Pakistan’s own Khan Academy

Currently, the project is being scaled up to over 800 high schools in Punjab

The writer is Chairman of the Punjab Information Technology Board and tweets @umarsaif

Ghost schools, bogus enrolment, absent teachers, out-of-school children — Pakistan’s public-sector school education system is trapped in complicated challenges. Punjab alone has over 52,000 schools, more than 12 million students and close to 400,000 teachers. Around four years ago, the Punjab Information Technology Board (PITB) started rolling out a series of IT systems for monitoring schools, computerising school enrolment and ensuring teacher presence. Our system works on computer tablets, enabling close to 1,300 monitoring officers to randomly visit schools each month and report data about school facilities, teacher presence and student attendance. The data is geo-tagged (using the tablet’s GPS system), and must be submitted from the vicinity of the school to be accepted by our system. The report must also include geo-tagged pictures of the attendance register and the head teacher, as well as a selfie of the monitoring officer, as evidence of the visit. In the last four years, over 1.9 million inspection reports have been uploaded in the system. In a recent study, Alif Ailaan found our monitoring data to be highly correlated (over 93% correlation) with their independent assessments.

We make all the monitoring data public in real-time to make the entire exercise fully transparent and enable all stakeholders to hold the government accountable.
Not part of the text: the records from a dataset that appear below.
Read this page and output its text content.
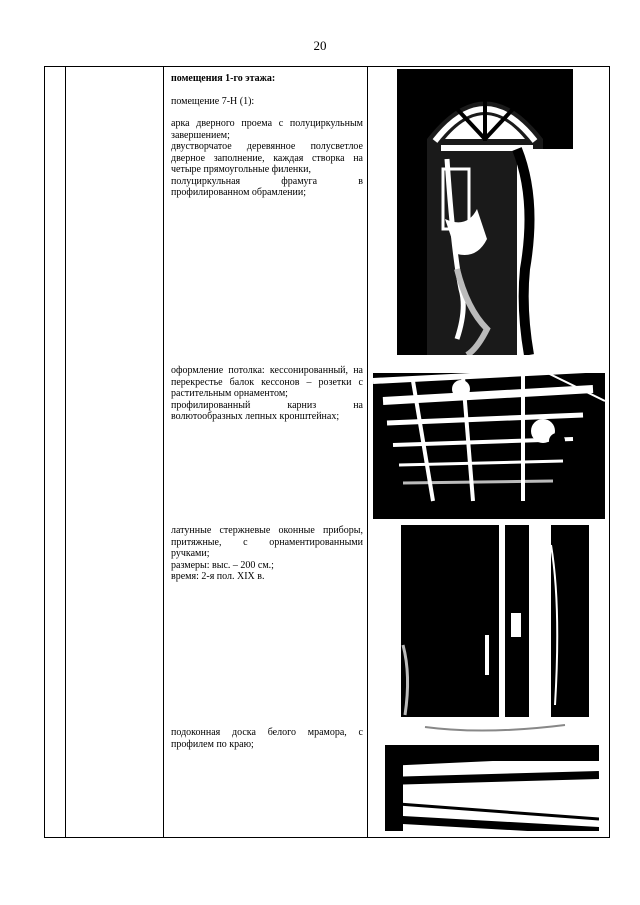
20

помещения 1-го этажа:

помещение 7-Н (1):

арка дверного проема с полуциркульным завершением;

двустворчатое деревянное полусветлое дверное заполнение, каждая створка на четыре прямоугольные филенки,

полуциркульная фрамуга в профилированном обрамлении;

оформление потолка: кессонированный, на перекрестье балок кессонов – розетки с растительным орнаментом;

профилированный карниз на волютообразных лепных кронштейнах;

латунные стержневые оконные приборы, притяжные, с орнаментированными ручками;

размеры: выс. – 200 см.;

время: 2-я пол. XIX в.

подоконная доска белого мрамора, с профилем по краю;
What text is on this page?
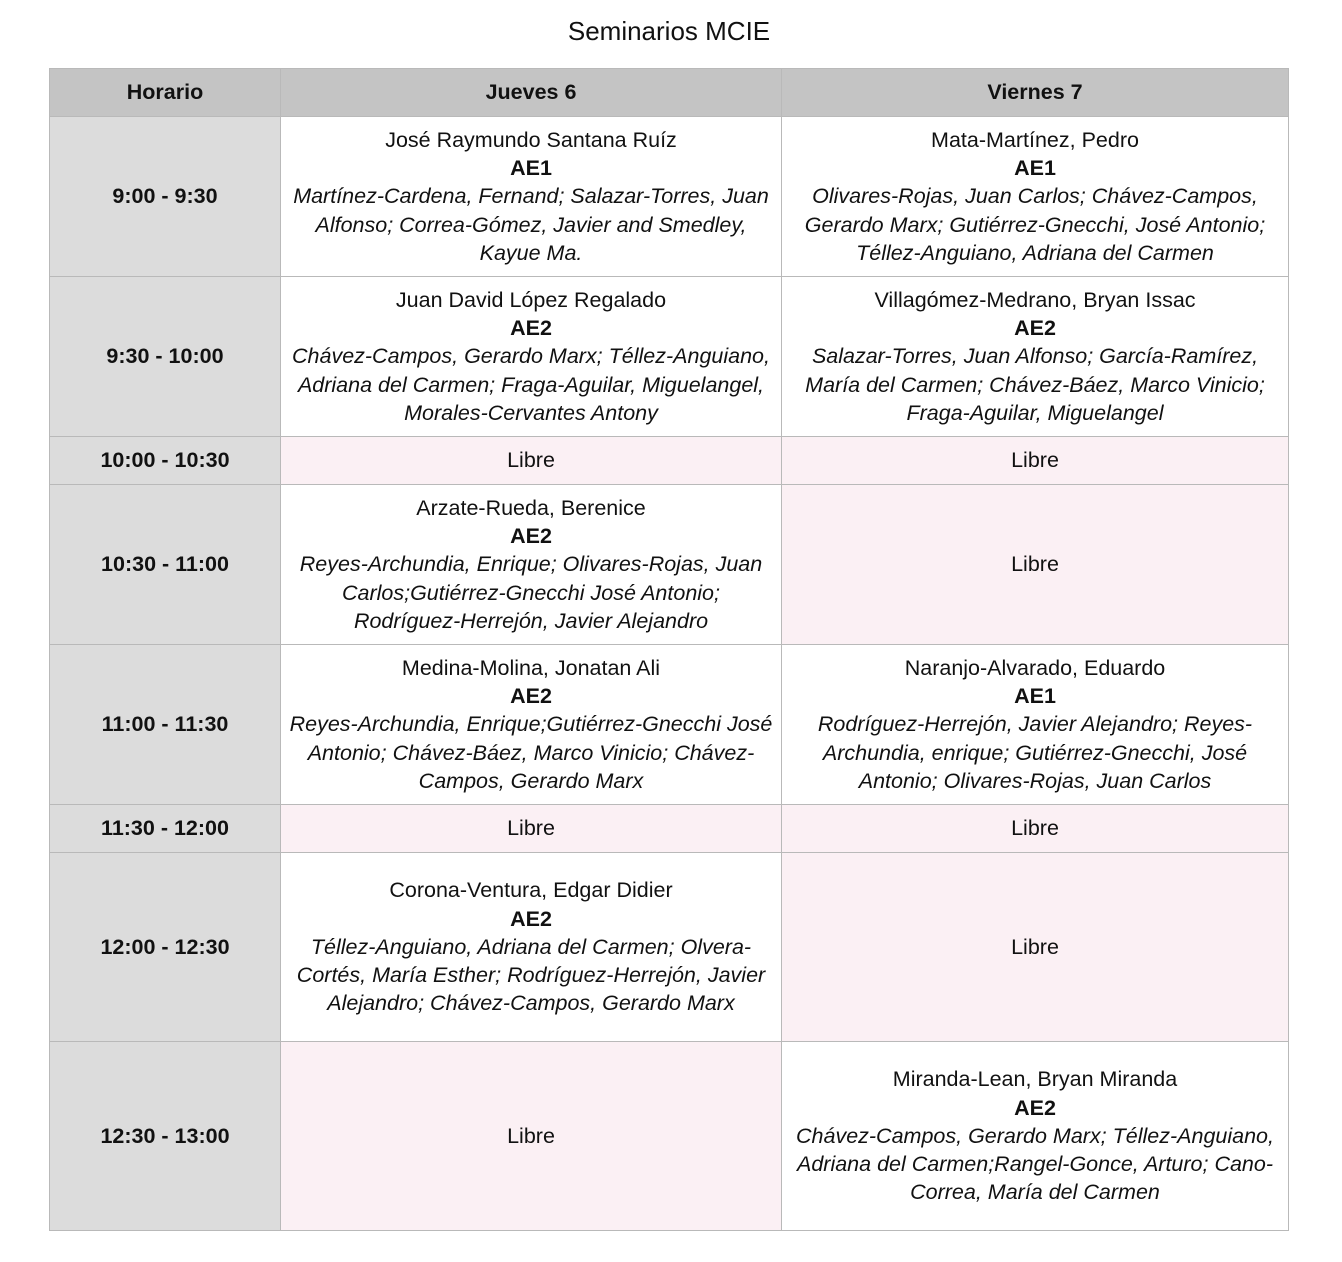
Seminarios MCIE
Horario	Jueves 6	Viernes 7
9:00 - 9:30	José Raymundo Santana Ruíz
AE1
Martínez-Cardena, Fernand; Salazar-Torres, Juan Alfonso; Correa-Gómez, Javier and Smedley, Kayue Ma.	Mata-Martínez, Pedro
AE1
Olivares-Rojas, Juan Carlos; Chávez-Campos, Gerardo Marx; Gutiérrez-Gnecchi, José Antonio; Téllez-Anguiano, Adriana del Carmen

9:30 - 10:00	Juan David López Regalado
AE2
Chávez-Campos, Gerardo Marx; Téllez-Anguiano, Adriana del Carmen; Fraga-Aguilar, Miguelangel, Morales-Cervantes Antony	Villagómez-Medrano, Bryan Issac
AE2
Salazar-Torres, Juan Alfonso; García-Ramírez, María del Carmen; Chávez-Báez, Marco Vinicio; Fraga-Aguilar, Miguelangel

10:00 - 10:30	Libre	Libre
10:30 - 11:00	Arzate-Rueda, Berenice
AE2
Reyes-Archundia, Enrique; Olivares-Rojas, Juan Carlos;Gutiérrez-Gnecchi José Antonio; Rodríguez-Herrejón, Javier Alejandro	Libre
11:00 - 11:30	Medina-Molina, Jonatan Ali
AE2
Reyes-Archundia, Enrique;Gutiérrez-Gnecchi José Antonio; Chávez-Báez, Marco Vinicio; Chávez-Campos, Gerardo Marx	Naranjo-Alvarado, Eduardo
AE1
Rodríguez-Herrejón, Javier Alejandro; Reyes-Archundia, enrique; Gutiérrez-Gnecchi, José Antonio; Olivares-Rojas, Juan Carlos

11:30 - 12:00	Libre	Libre
12:00 - 12:30	Corona-Ventura, Edgar Didier
AE2
Téllez-Anguiano, Adriana del Carmen; Olvera-Cortés, María Esther; Rodríguez-Herrejón, Javier Alejandro; Chávez-Campos, Gerardo Marx	Libre
12:30 - 13:00	Libre	Miranda-Lean, Bryan Miranda
AE2
Chávez-Campos, Gerardo Marx; Téllez-Anguiano, Adriana del Carmen;Rangel-Gonce, Arturo; Cano-Correa, María del Carmen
This data can be viewed by visiting, https://open.punjab.gov.pk/schools/. On our website, besides real-time inspection data of schools, there are comparisons with previous years to track progress and link to the official school census data for a baseline comparison.

Moreover, the same system is used to also measure Student Learning Outcomes (SLOs). As part of each school visit, the monitoring officer is mandated to conduct a pop quiz of 7-10 students using another testing application on their tablets. The quiz is generated by automatic test generation software, populated with millions of multiple-choice questions devised to measure 17 students learning outcomes from the government’s official curriculum. Currently focused on grade 3 students to measure their learning and numeracy, over 35 million tablet-based spot tests have been conducted by our monitoring officers, and the data is uploaded in real-time to our system. This learning outcome data is also made public on the same website. Our website enables visitors to compare districts across 17 SLOs and analyse the performance of grade 3 students across Punjab in terms of their basic learning and numeracy.
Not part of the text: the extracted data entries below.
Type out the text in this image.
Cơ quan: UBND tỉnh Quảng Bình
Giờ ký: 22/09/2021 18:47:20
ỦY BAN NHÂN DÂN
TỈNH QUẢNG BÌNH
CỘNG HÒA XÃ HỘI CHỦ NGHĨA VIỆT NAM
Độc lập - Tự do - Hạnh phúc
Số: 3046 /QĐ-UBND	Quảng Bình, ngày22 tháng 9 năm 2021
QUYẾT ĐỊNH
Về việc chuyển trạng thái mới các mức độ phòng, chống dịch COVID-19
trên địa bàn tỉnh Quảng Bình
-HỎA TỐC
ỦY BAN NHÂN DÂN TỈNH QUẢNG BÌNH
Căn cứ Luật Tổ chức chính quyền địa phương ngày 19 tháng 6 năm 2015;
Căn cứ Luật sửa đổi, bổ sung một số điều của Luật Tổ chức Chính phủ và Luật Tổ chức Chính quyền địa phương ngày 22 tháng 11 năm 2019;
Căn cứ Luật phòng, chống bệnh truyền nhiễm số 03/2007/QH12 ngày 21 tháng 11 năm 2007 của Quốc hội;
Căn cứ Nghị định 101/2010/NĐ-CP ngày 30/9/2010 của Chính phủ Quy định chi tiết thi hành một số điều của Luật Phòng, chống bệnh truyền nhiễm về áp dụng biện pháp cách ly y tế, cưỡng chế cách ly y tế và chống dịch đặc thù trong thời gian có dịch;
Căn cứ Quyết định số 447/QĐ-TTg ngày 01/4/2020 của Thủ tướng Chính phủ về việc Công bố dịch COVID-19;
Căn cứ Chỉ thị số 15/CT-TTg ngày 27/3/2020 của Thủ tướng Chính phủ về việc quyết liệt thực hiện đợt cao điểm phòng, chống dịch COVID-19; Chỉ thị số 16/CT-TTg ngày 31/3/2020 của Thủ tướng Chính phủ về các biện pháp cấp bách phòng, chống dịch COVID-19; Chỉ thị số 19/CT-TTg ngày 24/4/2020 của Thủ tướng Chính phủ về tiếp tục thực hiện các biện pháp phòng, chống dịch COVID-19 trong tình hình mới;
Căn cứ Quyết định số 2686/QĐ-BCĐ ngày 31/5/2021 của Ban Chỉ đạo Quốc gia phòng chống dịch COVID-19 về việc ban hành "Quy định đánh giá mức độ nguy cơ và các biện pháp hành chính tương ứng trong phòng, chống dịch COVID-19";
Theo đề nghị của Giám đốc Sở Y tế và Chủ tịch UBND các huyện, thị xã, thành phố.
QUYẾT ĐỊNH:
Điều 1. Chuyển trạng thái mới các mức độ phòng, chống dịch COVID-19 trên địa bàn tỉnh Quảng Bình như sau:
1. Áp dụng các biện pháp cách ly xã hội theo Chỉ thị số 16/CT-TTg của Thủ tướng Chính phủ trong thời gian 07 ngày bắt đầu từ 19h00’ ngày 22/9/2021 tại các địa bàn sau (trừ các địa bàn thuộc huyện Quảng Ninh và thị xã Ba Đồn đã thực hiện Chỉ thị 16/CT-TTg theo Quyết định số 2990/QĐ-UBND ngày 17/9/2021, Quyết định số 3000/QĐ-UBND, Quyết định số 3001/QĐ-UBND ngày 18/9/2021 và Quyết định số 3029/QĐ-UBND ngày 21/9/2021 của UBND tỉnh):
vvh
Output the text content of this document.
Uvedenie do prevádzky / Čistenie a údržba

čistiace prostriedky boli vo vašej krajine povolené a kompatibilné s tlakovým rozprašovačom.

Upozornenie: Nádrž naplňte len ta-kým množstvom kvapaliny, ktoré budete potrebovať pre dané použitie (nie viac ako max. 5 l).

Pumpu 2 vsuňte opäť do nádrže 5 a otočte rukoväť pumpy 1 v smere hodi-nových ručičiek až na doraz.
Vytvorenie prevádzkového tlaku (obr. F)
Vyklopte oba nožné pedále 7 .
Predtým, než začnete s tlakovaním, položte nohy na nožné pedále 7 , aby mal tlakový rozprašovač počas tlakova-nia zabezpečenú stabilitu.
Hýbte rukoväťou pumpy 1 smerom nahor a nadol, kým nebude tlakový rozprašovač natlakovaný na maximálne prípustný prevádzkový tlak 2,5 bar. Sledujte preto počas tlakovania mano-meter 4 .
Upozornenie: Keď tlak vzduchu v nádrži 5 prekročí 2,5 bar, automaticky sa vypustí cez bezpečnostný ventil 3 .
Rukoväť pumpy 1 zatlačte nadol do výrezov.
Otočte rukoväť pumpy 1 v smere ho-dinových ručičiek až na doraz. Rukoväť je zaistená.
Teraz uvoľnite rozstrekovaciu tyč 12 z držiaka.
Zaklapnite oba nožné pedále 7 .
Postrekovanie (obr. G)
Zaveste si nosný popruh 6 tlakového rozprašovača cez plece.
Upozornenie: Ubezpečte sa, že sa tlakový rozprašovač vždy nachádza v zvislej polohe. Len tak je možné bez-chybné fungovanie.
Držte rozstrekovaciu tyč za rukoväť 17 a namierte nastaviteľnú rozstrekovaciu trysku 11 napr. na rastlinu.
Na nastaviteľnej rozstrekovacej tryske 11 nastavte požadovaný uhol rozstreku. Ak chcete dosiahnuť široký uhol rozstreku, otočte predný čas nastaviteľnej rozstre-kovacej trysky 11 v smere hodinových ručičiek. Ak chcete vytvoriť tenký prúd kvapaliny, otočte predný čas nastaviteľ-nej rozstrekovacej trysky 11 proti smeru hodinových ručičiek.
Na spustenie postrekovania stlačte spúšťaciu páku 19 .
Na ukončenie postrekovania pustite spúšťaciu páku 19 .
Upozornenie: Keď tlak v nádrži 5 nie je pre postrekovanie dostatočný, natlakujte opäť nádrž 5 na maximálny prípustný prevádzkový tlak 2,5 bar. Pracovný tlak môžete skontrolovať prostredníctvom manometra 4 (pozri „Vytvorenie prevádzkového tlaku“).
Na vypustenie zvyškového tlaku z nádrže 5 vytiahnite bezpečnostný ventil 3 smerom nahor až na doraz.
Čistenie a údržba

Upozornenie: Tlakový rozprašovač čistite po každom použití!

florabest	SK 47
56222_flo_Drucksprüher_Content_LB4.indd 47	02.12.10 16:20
In the past four years, using this extensive system of monitoring and analysis, we have completely eliminated ghost schools in Punjab and significantly improved the performance and transparency of government schools across Punjab.

However, while this system gives us insight into school facilities, teacher presence and student attendance, the key challenge is how to ensure good teaching quality in such a vast network of schools. How do we ensure uniform teaching quality by 400,000 teachers in over 52,000 schools across Punjab?


To address this challenge, we drew inspiration from the Khan Academy, with the goal to develop our own repository of learning content which teachers can use to achieve uniform teaching quality. To achieve this, we worked with the Punjab Textbook Board for the past three years to digitise the textbooks used in our schools. A small team at the PITB and the Information Technology University (ITU) has now digitised all Science and Mathematics books from grades 6 to 12. Importantly, each book has been augmented with thousands of video lectures, illustrations, animations, simulations, games and assessments. The goal is to make the digital book a self-contained learning resource, equipping the teacher with a complete teaching guide and minimising the need for tuitions. To date, 13,047 videos, 592 simulations, 2,100 minutes of audio lectures and 1,830 animations have been added to 21 Science and Mathematics books.

In the past two years, we have focused on taking this digital content to classrooms across Punjab. To accomplish this, each Mathematics and Science teacher is given a computer tablet with pre-loaded e-learning content, and an LCD screen is installed in a classroom. The teacher can connect the tablet with the screen, teach from our pre-canned content, play the recorded video lectures, and ask the corresponding assessment questions and record student responses. Our e-learn application on the teacher’s tablet is based on a standardised lesson plan to encourage uniformity in teaching quality.

In order to evaluate the intervention, we ran a Randomised Control Trial (RCT) in 60 schools in Punjab. The one-year study, soon to be published in a research paper, produced exceptional results: Math scores of students improved by 120%; Science scores improved by 52%. Overall, the schools in which e-learn was used showed 74% improvement in test scores. The monthly project cost was less than Rs75 per student.

Currently, the project is being scaled up to over 800 high schools in Punjab. This equivalent of Pakistan’s own Khan Academy, and its application in classrooms, could become a blueprint to improve teaching standards and learning outcomes throughout the country.

Published in The Express Tribune, September 2nd, 2018.